Timothy George, dean of Beeson Divinity School in Birmingham, Alabama, who co-chaired the Confession's steering committee, said that a significant motivating factor of the Confession's participants is to call the Church to spiritual renewal.
"It's a call for the Church to be the Church in a world that is very much pushing against the things of God in so many different ways, and to believe that God will sustain in the midst of the storms that are all about us," George told CP.
The final section of the Confession states the resolve of the authors to honor the distinctions among the variety of Protestant traditions, and to aim for even greater unity in the Body.

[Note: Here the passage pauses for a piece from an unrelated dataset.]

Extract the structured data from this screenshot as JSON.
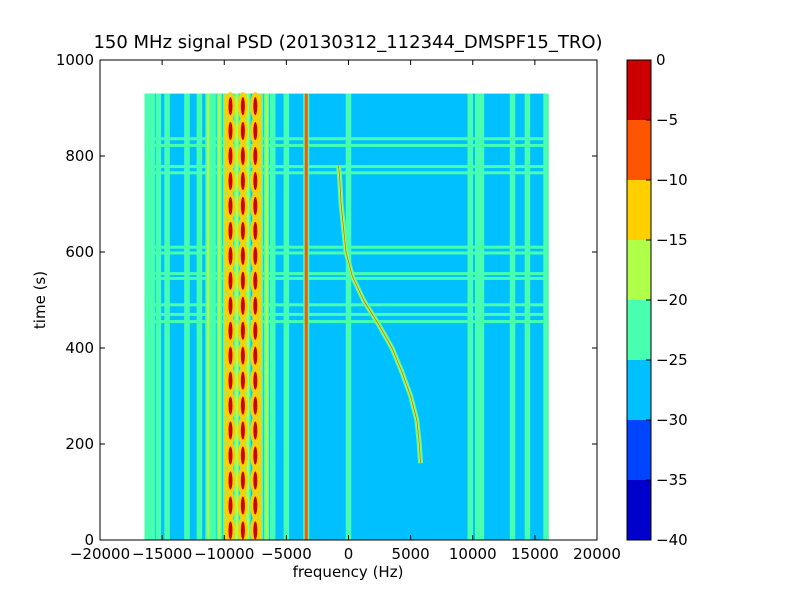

"I don't think we can be faithful Christians in the tradition of the Reformation unless we take seriously Jesus' words and his prayer [in John 17] that His disciples would be one so that the world might believe," George said.
But unfortunately, many Christians have not talked to each other charitably — especially in the age of the Internet — about their differences, and have instead used the language of business, corporations, and politics, rather than the language of faith, he lamented.
What the confession seeks to do is recover "biblical linguistics," the speaking of the truth to one another in love, "and so, in a way, this is a call to repentance," George said.
"It's a call to recognize that there is a brokenness about us and within us, which we have to pray that God, the Holy Spirit, will heal and mend in our midst. But we don't think that relaxing into our divisions and accepting the status quo as divinely ordained is the way forward."
In an age when reputable surveys consistently show that many young people in the United States, particularly millennials, are ditching church and abandoning their faith, CP asked Timothy Tennent, president of Asbury Seminary in Wilmore, Kentucky, how Christians can put into practice what this document outlines, given the challenge of how much of modern life is lived through digital screens and how American society is bitterly divided.
"It is true that we live in an age of increasing fragmentation and the fragility of institutions which once stood like pillars of stability in our society," Tennent replied in an email to CP. Tennent co-chaired the Confession's steering committee with George.
He maintained, however, that as the millennial generation matures, they are increasingly aware of the limits of e-communication and how social media's rise has produced a sense of loneliness among youth, especially among those constantly "plugged in."'
"Therefore, we are actually seeing a longing for face to face interaction. Apparently far more communication is going on when two eyes meet than we ever realized. We use digital media to connect people but then find ways for them to meet face to face. In the same way, though the confession is found 'digitally' online, we are hoping and encouraging it to be used in various forums for face to face discussion of doctrine and catholicity," Tennent said.
The statement has already been translated into French, Korean, Portuguese, and Spanish. Additional versions in other languages are forthcoming.